It started with a book. As these things always do. A book given to me by my mother who had heard "brilliant things about it". Though my mother had this peculiar gift to always find the books I didn't even know I was looking for, I was sceptical at first. Because the book in question was about a boy. And even worse, it was about a boy named something as ordinary as Harry. It took me ages to pick up the book, because in my 10-year old mind, I couldn't believe that anything remotely interesting could ever happen to a boy named Harry. Luckily, I was wrong.
Today I have forgotten what I thought, when I first read the book. I have forgotten what I first imagined chocolate frogs to be like, what I thought of Mr. Ollivander or what my favourite store in Diagon Alley was. The details are blurry, but I know this: my world was suddenly divided between a time before Harry Potter and a time after. Something shifted inside me, when I read that book I was so reluctant to pick up at first. I read it in one sitting, staying up past my bedtime, turning the pages. And it worked its magic on me.
It's not that I hadn't immersed myself in books before. I was an avid reader, even at the age of 10, and I was slowly reading my way through the entire children's section at my local library. I had cried, gasped, laughed and fallen in love with books before. I had already met characters on paper pages, that I considered as real as the world around me. But still, I had never experienced something like this. The Harry Potter books were different.
Suddenly I ached for a world I could never reach. It felt like Rowling had offered me a glimpse through a keyhole; a glimpse of a world so similar to mine, but filled with magic, wonders, adventures, lasting friendships and such joy. I read Harry Potter and the Philosopher's Stone just one week before my 11th birthday and I still remember how eagerly I anticipated my birthday and hoped and wished for the Hogwarts letter of my dreams. I was so sure that Rowling's world was real. That I would receive a letter that would send me off to Hogwarts where Harry, Ron and Hermione would be waiting with open arms; already knowing me, the same way I knew them so intimately and intensely. But of course, the letter never came.
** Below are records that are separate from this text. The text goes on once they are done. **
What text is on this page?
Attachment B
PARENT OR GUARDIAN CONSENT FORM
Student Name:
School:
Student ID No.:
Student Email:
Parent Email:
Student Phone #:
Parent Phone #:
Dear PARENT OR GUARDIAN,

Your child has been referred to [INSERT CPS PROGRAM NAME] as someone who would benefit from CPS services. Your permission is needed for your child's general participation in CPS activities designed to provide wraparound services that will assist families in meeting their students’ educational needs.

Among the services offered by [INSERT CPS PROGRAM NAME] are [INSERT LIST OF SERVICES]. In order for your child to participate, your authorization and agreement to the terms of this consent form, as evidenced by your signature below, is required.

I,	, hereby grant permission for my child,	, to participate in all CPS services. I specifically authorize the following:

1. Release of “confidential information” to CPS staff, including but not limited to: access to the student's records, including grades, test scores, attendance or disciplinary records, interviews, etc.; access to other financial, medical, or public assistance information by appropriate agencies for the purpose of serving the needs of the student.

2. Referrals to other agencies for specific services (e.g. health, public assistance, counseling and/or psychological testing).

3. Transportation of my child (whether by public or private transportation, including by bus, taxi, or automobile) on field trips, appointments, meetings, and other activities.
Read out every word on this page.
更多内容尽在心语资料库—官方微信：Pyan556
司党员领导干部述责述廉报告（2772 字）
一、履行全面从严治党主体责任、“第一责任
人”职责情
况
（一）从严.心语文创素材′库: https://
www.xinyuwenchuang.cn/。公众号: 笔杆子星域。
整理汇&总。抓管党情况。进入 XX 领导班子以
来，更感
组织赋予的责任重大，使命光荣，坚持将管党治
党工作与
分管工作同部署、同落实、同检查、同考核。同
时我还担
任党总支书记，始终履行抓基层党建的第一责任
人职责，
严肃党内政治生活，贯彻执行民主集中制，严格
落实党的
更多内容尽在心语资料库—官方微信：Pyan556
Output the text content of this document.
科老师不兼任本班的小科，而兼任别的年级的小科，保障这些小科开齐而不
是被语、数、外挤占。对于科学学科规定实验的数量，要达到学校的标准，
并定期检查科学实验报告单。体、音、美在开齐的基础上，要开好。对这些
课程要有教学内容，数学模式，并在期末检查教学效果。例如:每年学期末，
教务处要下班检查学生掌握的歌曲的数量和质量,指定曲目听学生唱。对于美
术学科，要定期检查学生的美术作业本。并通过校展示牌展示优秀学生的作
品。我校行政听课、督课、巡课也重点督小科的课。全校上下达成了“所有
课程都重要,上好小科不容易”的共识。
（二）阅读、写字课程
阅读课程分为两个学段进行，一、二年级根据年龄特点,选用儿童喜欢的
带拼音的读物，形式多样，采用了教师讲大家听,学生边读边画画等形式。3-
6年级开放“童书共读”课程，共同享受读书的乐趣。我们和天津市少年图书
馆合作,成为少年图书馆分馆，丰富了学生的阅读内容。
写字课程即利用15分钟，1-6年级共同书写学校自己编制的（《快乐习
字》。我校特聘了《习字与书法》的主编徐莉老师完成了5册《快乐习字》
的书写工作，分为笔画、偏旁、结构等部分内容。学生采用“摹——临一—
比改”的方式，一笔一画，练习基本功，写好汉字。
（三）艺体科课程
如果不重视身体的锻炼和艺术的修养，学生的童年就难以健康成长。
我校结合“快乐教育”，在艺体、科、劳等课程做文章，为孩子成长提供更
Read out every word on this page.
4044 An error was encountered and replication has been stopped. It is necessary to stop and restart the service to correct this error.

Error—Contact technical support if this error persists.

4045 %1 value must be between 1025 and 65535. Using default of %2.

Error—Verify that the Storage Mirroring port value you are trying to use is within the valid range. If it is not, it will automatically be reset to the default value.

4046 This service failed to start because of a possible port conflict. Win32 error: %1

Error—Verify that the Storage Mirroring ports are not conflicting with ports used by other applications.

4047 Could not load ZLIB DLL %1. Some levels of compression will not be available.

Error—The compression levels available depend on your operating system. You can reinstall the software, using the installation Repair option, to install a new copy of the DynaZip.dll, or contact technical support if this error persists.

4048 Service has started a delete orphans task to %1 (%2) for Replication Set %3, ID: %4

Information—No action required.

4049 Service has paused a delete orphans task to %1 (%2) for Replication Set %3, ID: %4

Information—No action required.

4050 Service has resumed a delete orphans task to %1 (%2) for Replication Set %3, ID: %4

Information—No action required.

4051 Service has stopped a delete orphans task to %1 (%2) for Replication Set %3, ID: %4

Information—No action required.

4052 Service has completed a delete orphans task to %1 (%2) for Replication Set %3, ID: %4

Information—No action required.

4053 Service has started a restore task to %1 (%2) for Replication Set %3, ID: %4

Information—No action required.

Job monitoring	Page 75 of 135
Instead, I received the next book in the series for my birthday. And in that way, the adventure continued. Even without a Hogwarts letter.
For some reason, I remember reading the second book much more vividly than the first. I remember staying up 'till past midnight; reading silently beneath my duvet after my parents had turned out the light and falling asleep midway to foul nightmares about giant snakes and dark curses. I thought the second book was so incredibly scary. And yet I devoured it anyway. Nightmares seemed like a small price to pay for sharing in on such a great adventure.
And then came the wait. I had to wait a few weeks for the next book in the series, rereading the first two books constantly in order to pass the time. The wait seemed endless back then; and I still remember how my mom surprised me with the third book on a day where we had to drive to France for our summer vacation. Needless to say, I had finished the book before the carride was over.
Things were so different back then. I was young and it would never have occurred to me, to find out when the next book was published. Instead, I relied entirely on my mother, who as a proper grown-up would "know those things". Publication dates and releases seemed like a weird and mystical thing back in those pre-internet days. So I just waited. Waited for the next piece of magic to appear and whisk me away to Hogwarts.
But then everything changed. The first movie came out, and suddenly Harry Potter was a world-wide phenomenon. Something everyone talked about. Chocolate frogs were sold in Danish supermarkets, and the book series adorned every bookseller's window. While the publication of the third book had been a surprise to me, the release date of the fourth book was marked in my calendar, and I attended the midnight release for it. I remember actually queuing up in front of the book store in the middle of the night, gazing longingly through the window at stacks and piles of Harry Potter and the Goblet of Fire. Parents, children and teenagers alike stood in that queue and exchanged theories and hopes for what would happen next. And I never realized how rare and extraordinary it was; that something as simple as a book release could get people out of their beds in order to line up in front of a bookstore. It was never seen before, and it have never been seen since. I'm so grateful for having been a part of it.
Fast forward a decade or two, and here I am, sitting in my armchair, looking at the books that started it all. I'm now in the middle of my twenties and I'm still obsessed with Harry Potter, still rereading the books, still looking out for a Hogwarts-letter that will never come. The books still seem like gateways to another world; allowing me, and everyone else, to catch a glimpse of just how far our imagination can take us. If we wish it.